Article Preview
TopIntroduction
In recent years, the continual development of data storage techniques makes it possible to store magnanimous data. New requirement has been raised for new technology to transform these data information to knowledge. While the magnanimity of these data requires that the processing approaches cannot repeatedly scan such data set several times since the scanning cost may be intolerable.

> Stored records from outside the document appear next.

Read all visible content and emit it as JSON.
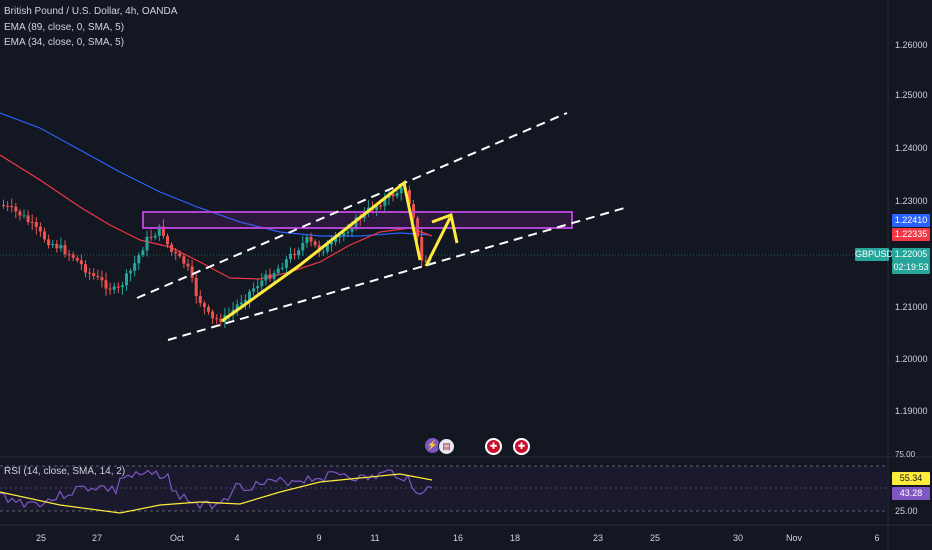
{
  "main_chart": {
    "title": "British Pound / U.S. Dollar, 4h, OANDA",
    "indicators": [
      "EMA (89, close, 0, SMA, 5)",
      "EMA (34, close, 0, SMA, 5)"
    ],
    "price_axis": [
      "1.26000",
      "1.25000",
      "1.24000",
      "1.23000",
      "1.21000",
      "1.20000",
      "1.19000"
    ],
    "tags": {
      "upper": "1.22410",
      "lower": "1.22335",
      "symbol": "GBPUSD",
      "last": "1.22005",
      "countdown": "02:19:53"
    },
    "colors": {
      "background": "#131722",
      "up": "#26a69a",
      "down": "#ef5350",
      "ema89": "#2962ff",
      "ema34": "#f23645",
      "zone": "#9c27b0",
      "arrow": "#ffeb3b",
      "trendline": "#ffffff"
    }
  },
  "rsi": {
    "title": "RSI (14, close, SMA, 14, 2)",
    "axis": [
      "75.00",
      "25.00"
    ],
    "value_tag": "55.34",
    "ma_tag": "43.28",
    "colors": {
      "rsi_line": "#7e57c2",
      "ma_line": "#ffeb3b",
      "band": "#1f1b33"
    }
  },
  "x_axis": [
    "25",
    "27",
    "Oct",
    "4",
    "9",
    "11",
    "16",
    "18",
    "23",
    "25",
    "30",
    "Nov",
    "6"
  ],
  "event_icons": [
    "lightning-event",
    "us-flag-event",
    "uk-flag-event",
    "uk-flag-event"
  ]
}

Clustering is one of the most important tasks for data analysis. It partitions objects into meaningful groups called clusters according to given criteria. Cluster analysis has become one of the subject matters in several research fields such as statistics, pattern recognition, machine learning and data mining. Recently, various algorithms for clustering large data sets have been proposed. These algorithms are mainly based on sampling or incrementally loading structures. The sampling approaches (Aggarwal et al., 2009; Cheng et al., 1998; Guha et al., 1998; Kranen et al., 2011; Lee et al., 2009; Ng et al., 2002; Pal et al., 2002; Sakai et al., 2009; Yildizli et al., 2011) usually choose the samples by a certain rule such as chisquare or divergence hypothesis (Hathaway et al., 2006). The incremental approaches (Bradley et al., 1998; Farnstrom et al., 2000; Gupta et al., 2004; Karkkainen et al., 2007; Luhr et al., 2009; Nguyen-Hoang et al., 2009; Ning et al., 2009; O’Callaghan et al., 2002; Ramakrishnan et al., 1996; Siddiqui et al., 2009; Wan et al., 2010, 2011) generally maintain past knowledge from the previous runs of a clustering algorithm to produce or improve the future clustering model. Nevertheless, as Hore et al. (2007) pointed out, many existing algorithms for large and very large data sets are used for the crisp case, rarely for the fuzzy case. This is because fuzzy cluster needs to perform repeatedly the clustering iterations until the optimal solution or the acceptable approximate optimal solution is gained, and scan repeatedly the data set. This may greatly conflicts with the requirement of processing algorithm for large data set. Kwok, Smith, Lozano, and Taniar (2002) clustered insurance data set with an parallel fuzzy c-means (PFCM) clustering method. Hore, Hall, and Goldgof (2007) presented a single pass fuzzy c-means algorithm (SP) for clustering large data set, since FCM has innate sensitive dependence on noises, while in large data set, noises usually are unavoidable, and thus PFCM and SP have considerable trouble in noisy environments.